Licence revoked for fertility doctor who used own sperm to inseminate patients
TORONTO -- An Ottawa fertility doctor who used his own sperm as well as that of the wrong donors to artificially inseminate several women caused "irreparable damage" that will span generations, a disciplinary panel with Ontario's medical regulator said Tuesday as it revoked his medical licence.
Dr. Bernard Norman Barwin betrayed the trust of patients who turned to him for help in starting a family, the discipline committee for the College of Physicians and Surgeons of Ontario said.
The committee also expressed frustration that Barwin, 80, was not present to receive the reprimand, calling it unfair that he would not face the victims of his "disgraceful" conduct.
"It is unfortunate that at this time all we can do is revoke your licence to practise medicine and ... deliver this reprimand," said Dr. Steven Bodley, chair of the panel. "We do, however, take some solace in the fact that you are no longer in a position to cause further harm."
The discipline committee had ruled earlier Tuesday that Barwin committed professional misconduct and failed to maintain the standards of the profession.
Lawyers for the college had then asked the committee to revoke Barwin's licence, saying it was the only appropriate penalty for such a shocking abuse of trust. The college's decision to do so means other medical regulators will be alerted should he apply to practise medicine elsewhere.
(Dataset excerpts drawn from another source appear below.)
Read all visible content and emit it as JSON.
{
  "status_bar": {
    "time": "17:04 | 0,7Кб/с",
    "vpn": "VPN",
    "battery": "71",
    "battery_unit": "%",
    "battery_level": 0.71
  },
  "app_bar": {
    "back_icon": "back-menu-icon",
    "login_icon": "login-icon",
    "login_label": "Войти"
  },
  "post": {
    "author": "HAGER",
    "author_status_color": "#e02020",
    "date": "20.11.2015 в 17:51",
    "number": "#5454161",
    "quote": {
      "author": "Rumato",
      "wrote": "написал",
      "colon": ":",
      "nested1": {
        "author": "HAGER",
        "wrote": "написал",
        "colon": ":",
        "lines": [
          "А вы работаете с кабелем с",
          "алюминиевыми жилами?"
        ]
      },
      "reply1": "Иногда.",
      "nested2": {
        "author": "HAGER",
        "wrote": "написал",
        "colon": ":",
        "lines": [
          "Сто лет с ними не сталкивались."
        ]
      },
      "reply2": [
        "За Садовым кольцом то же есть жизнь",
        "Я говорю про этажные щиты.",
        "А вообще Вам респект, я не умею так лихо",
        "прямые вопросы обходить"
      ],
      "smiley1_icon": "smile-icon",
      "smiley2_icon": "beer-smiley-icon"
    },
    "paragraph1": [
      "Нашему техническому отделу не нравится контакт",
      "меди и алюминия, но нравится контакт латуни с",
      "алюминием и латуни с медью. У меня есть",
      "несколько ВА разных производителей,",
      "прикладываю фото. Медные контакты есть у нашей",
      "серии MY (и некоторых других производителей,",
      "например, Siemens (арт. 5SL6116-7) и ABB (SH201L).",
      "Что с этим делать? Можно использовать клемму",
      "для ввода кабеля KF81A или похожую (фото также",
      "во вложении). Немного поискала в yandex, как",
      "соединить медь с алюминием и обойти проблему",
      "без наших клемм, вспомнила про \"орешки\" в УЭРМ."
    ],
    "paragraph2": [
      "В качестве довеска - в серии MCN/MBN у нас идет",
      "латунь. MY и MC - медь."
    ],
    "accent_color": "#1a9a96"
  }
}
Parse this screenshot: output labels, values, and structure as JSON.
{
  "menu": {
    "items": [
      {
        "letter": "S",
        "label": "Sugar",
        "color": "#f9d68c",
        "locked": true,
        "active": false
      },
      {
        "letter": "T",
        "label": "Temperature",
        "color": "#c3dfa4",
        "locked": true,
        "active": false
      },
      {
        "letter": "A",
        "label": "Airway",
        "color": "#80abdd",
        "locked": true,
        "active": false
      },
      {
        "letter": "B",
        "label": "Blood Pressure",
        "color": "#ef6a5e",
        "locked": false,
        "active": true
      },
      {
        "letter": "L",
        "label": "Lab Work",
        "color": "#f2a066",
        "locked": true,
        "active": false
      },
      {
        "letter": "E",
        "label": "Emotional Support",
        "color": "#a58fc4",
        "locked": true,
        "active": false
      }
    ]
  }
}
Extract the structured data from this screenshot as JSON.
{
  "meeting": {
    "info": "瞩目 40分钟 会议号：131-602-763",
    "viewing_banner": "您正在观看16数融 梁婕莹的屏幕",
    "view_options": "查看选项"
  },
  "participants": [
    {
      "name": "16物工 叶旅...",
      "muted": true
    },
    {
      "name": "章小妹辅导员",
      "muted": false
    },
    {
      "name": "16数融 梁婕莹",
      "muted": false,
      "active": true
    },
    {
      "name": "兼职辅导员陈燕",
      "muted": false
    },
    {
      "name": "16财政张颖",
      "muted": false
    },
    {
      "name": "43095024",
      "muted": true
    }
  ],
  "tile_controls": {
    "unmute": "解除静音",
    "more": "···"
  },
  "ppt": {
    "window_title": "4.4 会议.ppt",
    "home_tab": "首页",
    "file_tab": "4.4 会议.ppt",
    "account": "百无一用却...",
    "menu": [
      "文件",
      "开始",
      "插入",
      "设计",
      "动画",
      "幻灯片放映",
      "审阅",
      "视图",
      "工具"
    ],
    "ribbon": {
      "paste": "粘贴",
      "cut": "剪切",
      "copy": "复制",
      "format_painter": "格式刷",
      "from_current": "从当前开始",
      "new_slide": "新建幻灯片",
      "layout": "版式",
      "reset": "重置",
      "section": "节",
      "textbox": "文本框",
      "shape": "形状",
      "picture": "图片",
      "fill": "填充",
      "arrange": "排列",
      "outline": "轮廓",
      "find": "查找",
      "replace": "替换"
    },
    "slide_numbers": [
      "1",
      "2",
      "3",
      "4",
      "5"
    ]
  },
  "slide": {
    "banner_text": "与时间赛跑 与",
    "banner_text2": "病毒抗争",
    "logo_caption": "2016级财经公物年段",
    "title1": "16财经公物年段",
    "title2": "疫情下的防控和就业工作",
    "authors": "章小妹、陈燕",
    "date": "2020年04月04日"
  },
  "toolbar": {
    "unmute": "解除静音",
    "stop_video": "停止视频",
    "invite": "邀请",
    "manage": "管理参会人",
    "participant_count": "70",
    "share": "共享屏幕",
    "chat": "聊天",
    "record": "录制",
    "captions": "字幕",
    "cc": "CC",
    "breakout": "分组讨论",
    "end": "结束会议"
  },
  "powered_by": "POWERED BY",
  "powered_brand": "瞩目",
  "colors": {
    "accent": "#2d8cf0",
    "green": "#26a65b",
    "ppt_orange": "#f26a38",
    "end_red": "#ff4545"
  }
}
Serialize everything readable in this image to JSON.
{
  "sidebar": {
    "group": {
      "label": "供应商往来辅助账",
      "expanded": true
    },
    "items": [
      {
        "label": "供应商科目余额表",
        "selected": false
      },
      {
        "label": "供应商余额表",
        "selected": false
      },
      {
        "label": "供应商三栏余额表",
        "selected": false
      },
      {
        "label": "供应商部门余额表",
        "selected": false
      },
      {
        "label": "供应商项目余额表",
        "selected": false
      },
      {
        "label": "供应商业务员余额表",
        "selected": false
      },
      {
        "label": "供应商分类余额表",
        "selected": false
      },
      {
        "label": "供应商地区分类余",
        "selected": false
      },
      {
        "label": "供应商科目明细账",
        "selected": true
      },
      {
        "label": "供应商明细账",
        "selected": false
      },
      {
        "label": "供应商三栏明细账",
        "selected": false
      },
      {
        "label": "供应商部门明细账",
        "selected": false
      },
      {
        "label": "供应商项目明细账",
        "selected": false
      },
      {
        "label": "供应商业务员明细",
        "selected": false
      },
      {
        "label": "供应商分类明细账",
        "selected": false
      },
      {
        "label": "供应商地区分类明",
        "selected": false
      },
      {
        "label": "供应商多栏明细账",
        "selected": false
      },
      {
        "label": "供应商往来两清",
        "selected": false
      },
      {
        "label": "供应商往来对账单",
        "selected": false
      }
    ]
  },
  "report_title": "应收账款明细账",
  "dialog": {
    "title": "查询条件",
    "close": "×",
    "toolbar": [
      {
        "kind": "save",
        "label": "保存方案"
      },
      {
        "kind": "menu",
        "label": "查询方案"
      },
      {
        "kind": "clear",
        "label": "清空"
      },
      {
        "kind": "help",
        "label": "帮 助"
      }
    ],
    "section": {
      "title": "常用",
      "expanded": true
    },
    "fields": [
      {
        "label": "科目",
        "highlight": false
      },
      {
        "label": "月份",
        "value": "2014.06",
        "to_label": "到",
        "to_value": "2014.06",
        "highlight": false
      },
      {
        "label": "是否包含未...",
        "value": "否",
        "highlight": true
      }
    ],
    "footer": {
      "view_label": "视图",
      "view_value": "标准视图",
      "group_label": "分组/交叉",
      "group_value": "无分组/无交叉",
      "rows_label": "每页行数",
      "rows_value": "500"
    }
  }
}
An uncontested statement of facts laid out the cases of more than a dozen patients who said they suffered irreparable harm as a result of Barwin's actions, starting in the 1970s through the early 2000s.
Barwin pleaded no contest to the allegations through his lawyer.
A lawyer for the college said Barwin's actions traumatized entire families.
"There is no precedent for the case you have before you," Carolyn Silver told the disciplinary committee. "Dr. Barwin's patients and their families were the unsuspecting victims of his incomprehensible deception."
Some patients discovered their children were half-siblings, even though they had requested the same donor be used for both, the statement of facts said. Several men learned the children they had raised were not biologically theirs.
Rebecca Dixon, who waived a publication ban protecting her identity, said she discovered three years ago that Barwin -- and not the man who raised her -- was her biological father.
The committee heard Dixon and her family first became suspicious of her lineage after she was diagnosed with celiac disease, a hereditary condition that neither of her parents shares. Eventually a DNA test confirmed Barwin was her father.
"In that moment, my life changed forever," she told the committee, adding she felt her entire identity was thrown into question.
The news made her feel ashamed and "contaminated," and strained her family, she said.
Even now, Dixon said she continues to scan the crowds in Ottawa, looking for people who look like her and who may be her half-siblings. So far, Dixon said she has identified 15 half-siblings, though the case before the college involves only seven patients with children fathered by Barwin.
She said after the hearing that more victims may yet emerge as others discover their parentage or that of their children is not what they believed.
Dixon also said she was glad that Barwin's licence was revoked, adding the case raises questions about how the fertility industry is monitored and regulated.
A woman who can only be identified as Patient M told the committee she learned recently that her teenage daughter was conceived using an unknown donor's sperm rather than her husband's. She has not yet broken the news to her daughter, worried the shock would be debilitating, she said.
Patient M said Barwin went out of his way during the procedure to show her the vial of sperm with her husband's name on it, knowing it contained material from another man.
"I still felt so violated, I felt dirty, almost as if I'd been raped," she said.
In a written statement submitted to the committee, a man who learned his daughter was biologically Barwin's child said he was devastated by the discovery.
Barwin was cavalier in his dealings with them, even after the truth was uncovered, claiming he didn't know what had happened but saw a family resemblance with his newly found biological daughter, the man said.
According to the statement of facts, an expert retained by the college to review Barwin's case found it unlikely the doctor's use of his own sperm was accidental. Barwin's explanation that contamination must have occurred when he used his own sperm to calibrate a sperm counter is neither plausible nor believable, Dr. Edward Hughes said.
Barwin had previously been disciplined for artificially inseminating several women with the wrong sperm, admitting to professional misconduct when he appeared before committee in 2013. At the time, Barwin said errors in his practice had left a few patients with children whose biological fathers were not the ones they intended.
The committee then suspended him from practising medicine for two months, but Barwin gave up his licence the following year.
There was no evidence in that case that Barwin was the biological father of any of his patients' children, said Silver, the college's lawyer. Barwin intentionally concealed what he was doing, she said.
Tuesday's hearing dealt with fresh allegations against Barwin of incompetence, failing to maintain the standard of practice of the profession and of engaging in dishonourable or unprofessional conduct.
As part of his penalty, Barwin will have to pay the college more than $10,000.
He is also facing a proposed class-action lawsuit launched by several patients. It alleges more than 50 children were conceived after their mothers were inseminated with the wrong sperm, including 11 with Barwin's.